BRIEF DESCRIPTION OF THE FIGURES

[0016] FIG. 1 is a block diagram of a mobile device according to an embodiment of the disclosure.

[0017] FIG. 2 is a block diagram of a cloud server according to an embodiment of the disclosure.

[0018] FIG. 3 is a flow diagram illustrating an embodiment of the keyset management method from the perspective of the server.

[0019] FIG. 4 is a flow diagram illustrating an embodiment of the message transmission method from the perspective of the mobile device.

DETAILED DESCRIPTION

[0020] This disclosure provides methods and systems for securing message transmission between a SIM application and a cloud server platform. This disclosure provides methods and systems to protect data during transit over a cellular or data network, while still enabling the entity controlling the cloud environment to process the data entered by on a mobile device and sent from a SIM application to the server, or sent automatically from an application on the SIM to the server.

[0021] The term "SIM" or "SIM card" may include a USIM, eSIM, iSIM, or any other technical iteration or manifestation of SIM technology.

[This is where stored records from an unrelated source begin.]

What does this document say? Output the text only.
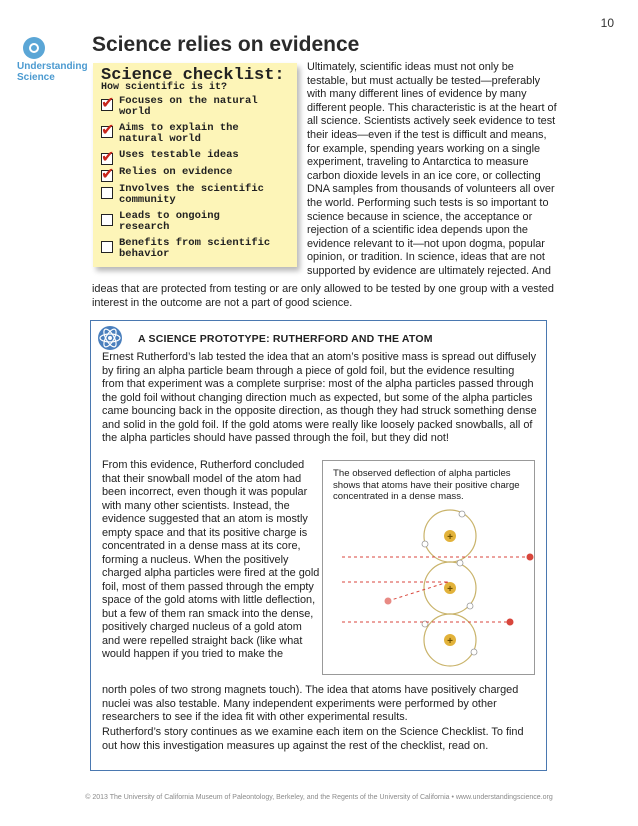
10
Understanding
Science
Science relies on evidence
Science checklist:
How scientific is it?
✔ Focuses on the natural
world
✔ Aims to explain the
natural world
✔ Uses testable ideas
✔ Relies on evidence
Involves the scientific
community
Leads to ongoing
research
Benefits from scientific
behavior
Ultimately, scientific ideas must not only be testable, but must actually be tested—preferably with many different lines of evidence by many different people. This characteristic is at the heart of all science. Scientists actively seek evidence to test their ideas—even if the test is difficult and means, for example, spending years working on a single experiment, traveling to Antarctica to measure carbon dioxide levels in an ice core, or collecting DNA samples from thousands of volunteers all over the world. Performing such tests is so important to science because in science, the acceptance or rejection of a scientific idea depends upon the evidence relevant to it—not upon dogma, popular opinion, or tradition. In science, ideas that are not supported by evidence are ultimately rejected. And
ideas that are protected from testing or are only allowed to be tested by one group with a vested interest in the outcome are not a part of good science.
A SCIENCE PROTOTYPE: RUTHERFORD AND THE ATOM
Ernest Rutherford’s lab tested the idea that an atom’s positive mass is spread out diffusely by firing an alpha particle beam through a piece of gold foil, but the evidence resulting from that experiment was a complete surprise: most of the alpha particles passed through the gold foil without changing direction much as expected, but some of the alpha particles came bouncing back in the opposite direction, as though they had struck something dense and solid in the gold foil. If the gold atoms were really like loosely packed snowballs, all of the alpha particles should have passed through the foil, but they did not!
From this evidence, Rutherford concluded that their snowball model of the atom had been incorrect, even though it was popular with many other scientists. Instead, the evidence suggested that an atom is mostly empty space and that its positive charge is concentrated in a dense mass at its core, forming a nucleus. When the positively charged alpha particles were fired at the gold foil, most of them passed through the empty space of the gold atoms with little deflection, but a few of them ran smack into the dense, positively charged nucleus of a gold atom and were repelled straight back (like what would happen if you tried to make the
north poles of two strong magnets touch). The idea that atoms have positively charged nuclei was also testable. Many independent experiments were performed by other researchers to see if the idea fit with other experimental results.
Rutherford’s story continues as we examine each item on the Science Checklist. To find out how this investigation measures up against the rest of the checklist, read on.
The observed deflection of alpha particles shows that atoms have their positive charge concentrated in a dense mass.
+
+
+
© 2013 The University of California Museum of Paleontology, Berkeley, and the Regents of the University of California • www.understandingscience.org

All physical form factors including mini SIM, nano SIM, micro SIM, and other future form factors are also intended to be captured by the term "SIM" or "SIM card". Software-only SIM environments may also be included within the term SIM and within the context of this application, as the SIM environment and technology does not need to be limited to a physical card or element.

[0022] As used herein, the indefinite articles "a" and "an" mean one or more than one.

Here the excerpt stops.